So today, a new group with a different friend of Las Piedras, now known as the "yoga people", will arrive at site. We’ve been told by one of the guys that’s helping organise their stay that we basically have to disappear. They are coming for a tranquil zen stay, so having a bunch of unsocialised scientists isn't cool. We’ve been moved to a small campsite (that the workers built just this week) not too far from the lodge. We had to be packed and out of our rooms by mid morning so that there was plenty of time to sort the place out before their arrival. We were told “You guys can’t be here when they arrive”. So basically, fuck off and be invisible. I told him that my invisibility coat was still in the post, but I'll do my best. It hasn’t been so helpful that we’ve been given wrong/differing information from different people - again, the difficulties with communications in the jungle showing it's face again. We were packed to leave yesterday, then told we could have an extra night in the room as they weren’t arriving til mid morning. We didn't complain, as this was great - we had one last sleep in a room, but a little annoying as everything was now already packed, it was just prolonging the situation. We all enjoyed the last of the freedom we had around the lodge; making the most of tables, a roof, easy access to toilet/showers, the kitchen for tea, and a socialising area with comfy seats/hammocks that we all become so familiar with.
|The new campsite, "Platforms" pic by Marcus Rhodes|
|Inside the campsite, pic my Marcus Rhodes|
To get away from the hustle, bustle and stress from the whole thing, me, Zoe, Tom and Harry went with one of the workers, Melo, to deliver a message for someone at Arcc. Arcc is another field site, which is about a three and a half hour boat ride up river. A few tourists made the journey a few days ago and were lucky enough to see a Jaguar on a beach on the river bank, so we were keen to go check it out and see if luck was on our side....
|Looking fabulous in the Amazon|
|Fresh brazil nut|
|Digging in to the delicious brazil nut|
|Julia butterfly that drinks salt from sweat, also decided to poo on me. Lovely.|
|Tom the Explorer|
We fell at the first hurdle; the boat we were travelling in had a motor that sounded like a fucking chainsaw (a different boat to the one that the other tourists used the other day). It was SO loud, so unless there was a deaf big cat out there that had no idea we were coming, we weren’t likely to see one. And we didn’t. We did however see some tracks, which were most likely a big cat. We couldn’t see the tracks well enough so couldn’t make out what kind of mammal it was but it looked like it could have been a puma/jaguar track – and they were so fresh, seems like this cat was unfortunately, not deaf. What we did see what some turtles, lots of birds and a Caiman though!
|An Amazonian beauty - butterflies drinking turtles tears|
Once we got to arc, our butts hurt and the sun had gotten to us – today was particularly hot and being on a boat with no cover didn’t help. We were told we had half an hour to chill at Arcc and then we were off again.
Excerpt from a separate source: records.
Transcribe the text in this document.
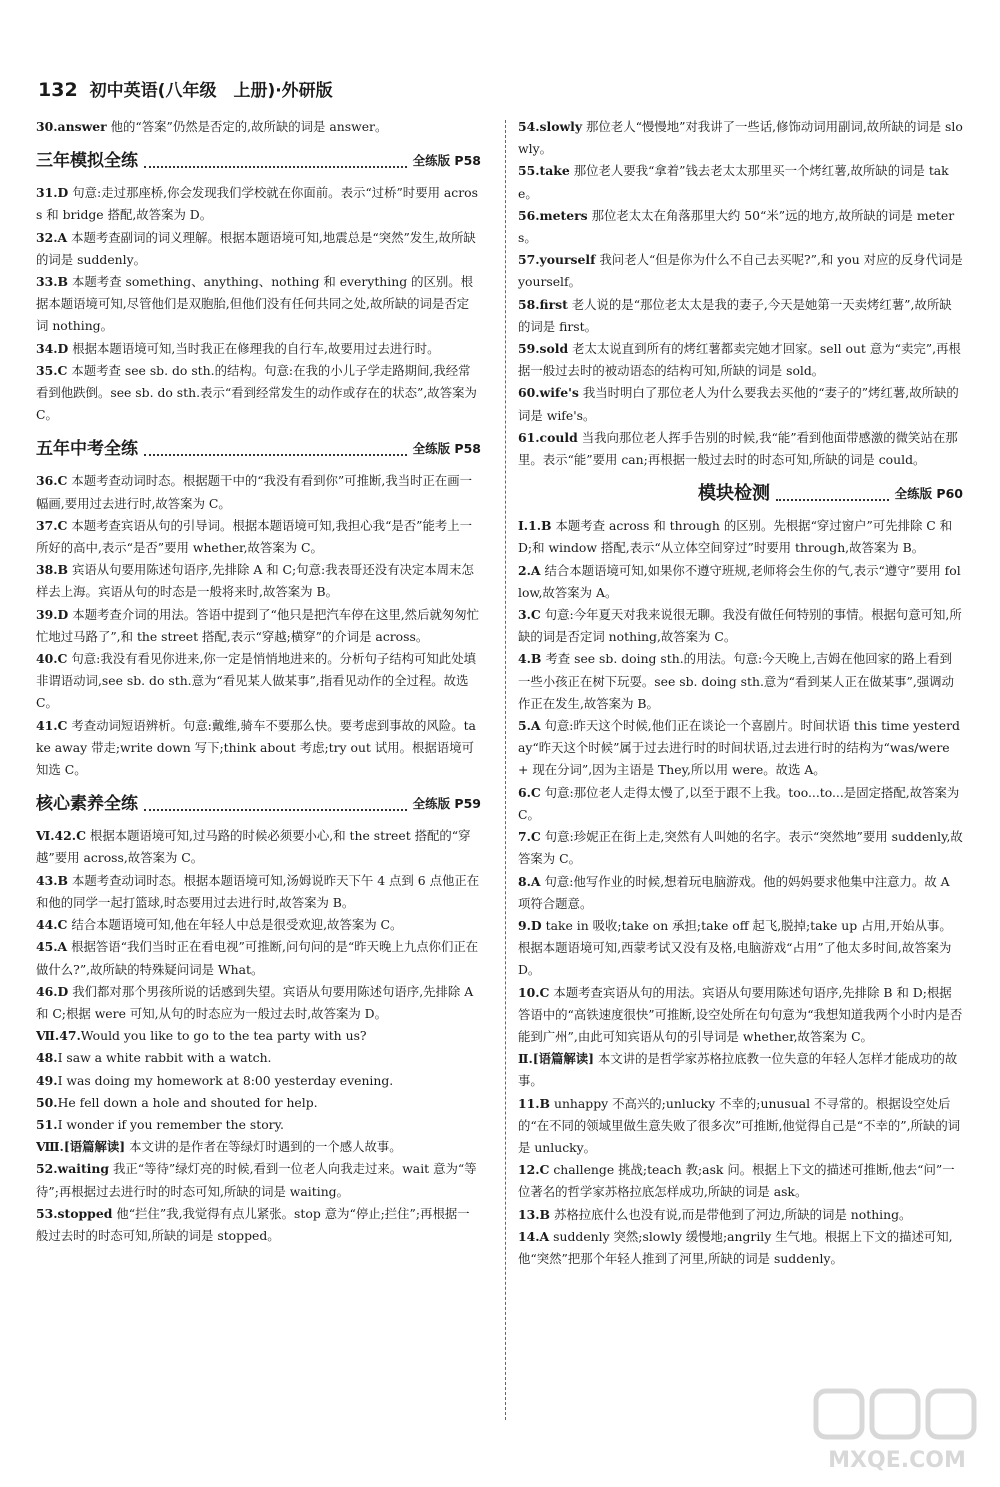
132 初中英语(八年级　上册)·外研版

30.answer 他的“答案”仍然是否定的,故所缺的词是 answer。

三年模拟全练	全练版 P58

31.D 句意:走过那座桥,你会发现我们学校就在你面前。表示“过桥”时要用 across 和 bridge 搭配,故答案为 D。

32.A 本题考查副词的词义理解。根据本题语境可知,地震总是“突然”发生,故所缺的词是 suddenly。

33.B 本题考查 something、anything、nothing 和 everything 的区别。根据本题语境可知,尽管他们是双胞胎,但他们没有任何共同之处,故所缺的词是否定词 nothing。

34.D 根据本题语境可知,当时我正在修理我的自行车,故要用过去进行时。

35.C 本题考查 see sb. do sth.的结构。句意:在我的小儿子学走路期间,我经常看到他跌倒。see sb. do sth.表示“看到经常发生的动作或存在的状态”,故答案为 C。

五年中考全练	全练版 P58

36.C 本题考查动词时态。根据题干中的“我没有看到你”可推断,我当时正在画一幅画,要用过去进行时,故答案为 C。

37.C 本题考查宾语从句的引导词。根据本题语境可知,我担心我“是否”能考上一所好的高中,表示“是否”要用 whether,故答案为 C。

38.B 宾语从句要用陈述句语序,先排除 A 和 C;句意:我表哥还没有决定本周末怎样去上海。宾语从句的时态是一般将来时,故答案为 B。

39.D 本题考查介词的用法。答语中提到了“他只是把汽车停在这里,然后就匆匆忙忙地过马路了”,和 the street 搭配,表示“穿越;横穿”的介词是 across。

40.C 句意:我没有看见你进来,你一定是悄悄地进来的。分析句子结构可知此处填非谓语动词,see sb. do sth.意为“看见某人做某事”,指看见动作的全过程。故选 C。

41.C 考查动词短语辨析。句意:戴维,骑车不要那么快。要考虑到事故的风险。take away 带走;write down 写下;think about 考虑;try out 试用。根据语境可知选 C。

核心素养全练	全练版 P59

Ⅵ.42.C 根据本题语境可知,过马路的时候必须要小心,和 the street 搭配的“穿越”要用 across,故答案为 C。

43.B 本题考查动词时态。根据本题语境可知,汤姆说昨天下午 4 点到 6 点他正在和他的同学一起打篮球,时态要用过去进行时,故答案为 B。

44.C 结合本题语境可知,他在年轻人中总是很受欢迎,故答案为 C。

45.A 根据答语“我们当时正在看电视”可推断,问句问的是“昨天晚上九点你们正在做什么?”,故所缺的特殊疑问词是 What。

46.D 我们都对那个男孩所说的话感到失望。宾语从句要用陈述句语序,先排除 A 和 C;根据 were 可知,从句的时态应为一般过去时,故答案为 D。

Ⅶ.47.Would you like to go to the tea party with us?

48.I saw a white rabbit with a watch.

49.I was doing my homework at 8:00 yesterday evening.

50.He fell down a hole and shouted for help.

51.I wonder if you remember the story.

Ⅷ.[语篇解读] 本文讲的是作者在等绿灯时遇到的一个感人故事。

52.waiting 我正“等待”绿灯亮的时候,看到一位老人向我走过来。wait 意为“等待”;再根据过去进行时的时态可知,所缺的词是 waiting。

53.stopped 他“拦住”我,我觉得有点儿紧张。stop 意为“停止;拦住”;再根据一般过去时的时态可知,所缺的词是 stopped。

54.slowly 那位老人“慢慢地”对我讲了一些话,修饰动词用副词,故所缺的词是 slowly。

55.take 那位老人要我“拿着”钱去老太太那里买一个烤红薯,故所缺的词是 take。

56.meters 那位老太太在角落那里大约 50“米”远的地方,故所缺的词是 meters。

57.yourself 我问老人“但是你为什么不自己去买呢?”,和 you 对应的反身代词是 yourself。

58.first 老人说的是“那位老太太是我的妻子,今天是她第一天卖烤红薯”,故所缺的词是 first。

59.sold 老太太说直到所有的烤红薯都卖完她才回家。sell out 意为“卖完”,再根据一般过去时的被动语态的结构可知,所缺的词是 sold。

60.wife's 我当时明白了那位老人为什么要我去买他的“妻子的”烤红薯,故所缺的词是 wife's。

61.could 当我向那位老人挥手告别的时候,我“能”看到他面带感激的微笑站在那里。表示“能”要用 can;再根据一般过去时的时态可知,所缺的词是 could。

模块检测	全练版 P60

Ⅰ.1.B 本题考查 across 和 through 的区别。先根据“穿过窗户”可先排除 C 和 D;和 window 搭配,表示“从立体空间穿过”时要用 through,故答案为 B。

2.A 结合本题语境可知,如果你不遵守班规,老师将会生你的气,表示“遵守”要用 follow,故答案为 A。

3.C 句意:今年夏天对我来说很无聊。我没有做任何特别的事情。根据句意可知,所缺的词是否定词 nothing,故答案为 C。

4.B 考查 see sb. doing sth.的用法。句意:今天晚上,吉姆在他回家的路上看到一些小孩正在树下玩耍。see sb. doing sth.意为“看到某人正在做某事”,强调动作正在发生,故答案为 B。

5.A 句意:昨天这个时候,他们正在谈论一个喜剧片。时间状语 this time yesterday“昨天这个时候”属于过去进行时的时间状语,过去进行时的结构为“was/were + 现在分词”,因为主语是 They,所以用 were。故选 A。

6.C 句意:那位老人走得太慢了,以至于跟不上我。too...to...是固定搭配,故答案为 C。

7.C 句意:珍妮正在街上走,突然有人叫她的名字。表示“突然地”要用 suddenly,故答案为 C。

8.A 句意:他写作业的时候,想着玩电脑游戏。他的妈妈要求他集中注意力。故 A 项符合题意。

9.D take in 吸收;take on 承担;take off 起飞,脱掉;take up 占用,开始从事。根据本题语境可知,西蒙考试又没有及格,电脑游戏“占用”了他太多时间,故答案为 D。

10.C 本题考查宾语从句的用法。宾语从句要用陈述句语序,先排除 B 和 D;根据答语中的“高铁速度很快”可推断,设空处所在句句意为“我想知道我两个小时内是否能到广州”,由此可知宾语从句的引导词是 whether,故答案为 C。

Ⅱ.[语篇解读] 本文讲的是哲学家苏格拉底教一位失意的年轻人怎样才能成功的故事。

11.B unhappy 不高兴的;unlucky 不幸的;unusual 不寻常的。根据设空处后的“在不同的领域里做生意失败了很多次”可推断,他觉得自己是“不幸的”,所缺的词是 unlucky。

12.C challenge 挑战;teach 教;ask 问。根据上下文的描述可推断,他去“问”一位著名的哲学家苏格拉底怎样成功,所缺的词是 ask。

13.B 苏格拉底什么也没有说,而是带他到了河边,所缺的词是 nothing。

14.A suddenly 突然;slowly 缓慢地;angrily 生气地。根据上下文的描述可知,他“突然”把那个年轻人推到了河里,所缺的词是 suddenly。

MXQE.COM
We had just enough time to see the lake at Arc and the accommodation there, which was fancy!
|Lake at Arcc|
We made it back to the port at 3pm, but Melo, who was driving, didn’t actually come back ‘til 4pm. Not knowing where he was meant we hung around near the boat waiting for him, where there were hungry sand flies and mosquitoes, so we all got bitten to shit. Sandflies are quickly becoming my #2 enemy after Mozzies. But, in return, we were travelling back through dusk, and it was so beautiful. It felt like the stress and frustration that’s been consuming us the last couple of days just disappeared along with the sunset. I’ve never seen so many colours in one sunset, purples, pinks, blues, yellows, oranges, and red. It was incredible. The sheer beauty of the rainforest never ceases to amaze me, it just reinforces the idea that we need to protect and preserve this incredible place.
When we got back it was dark, and we still had to put sheets on our beds and hang up our mosquito nets at the new campsite. This was harder than it felt it should be, but in the middle of the dark jungle, bugs everywhere, flying into your face thanks to the head light, ants and other bugs all over the bed, and trying to hang nets on sticks that were definitely not designed around mosquito nets - it was a challenge, I'll give ya that. It turns out that the yoga group didn't actually arrive in the morning, but they passed our campsite at around 8pm "glad we're not staying there", we giggled as we overheard one of them. "This'll be a fun few days" said a scientist!
It'll be interesting to see how we all sleep tonight... Let's hope no bullet ants fit through the gaps of the bed. Eeek.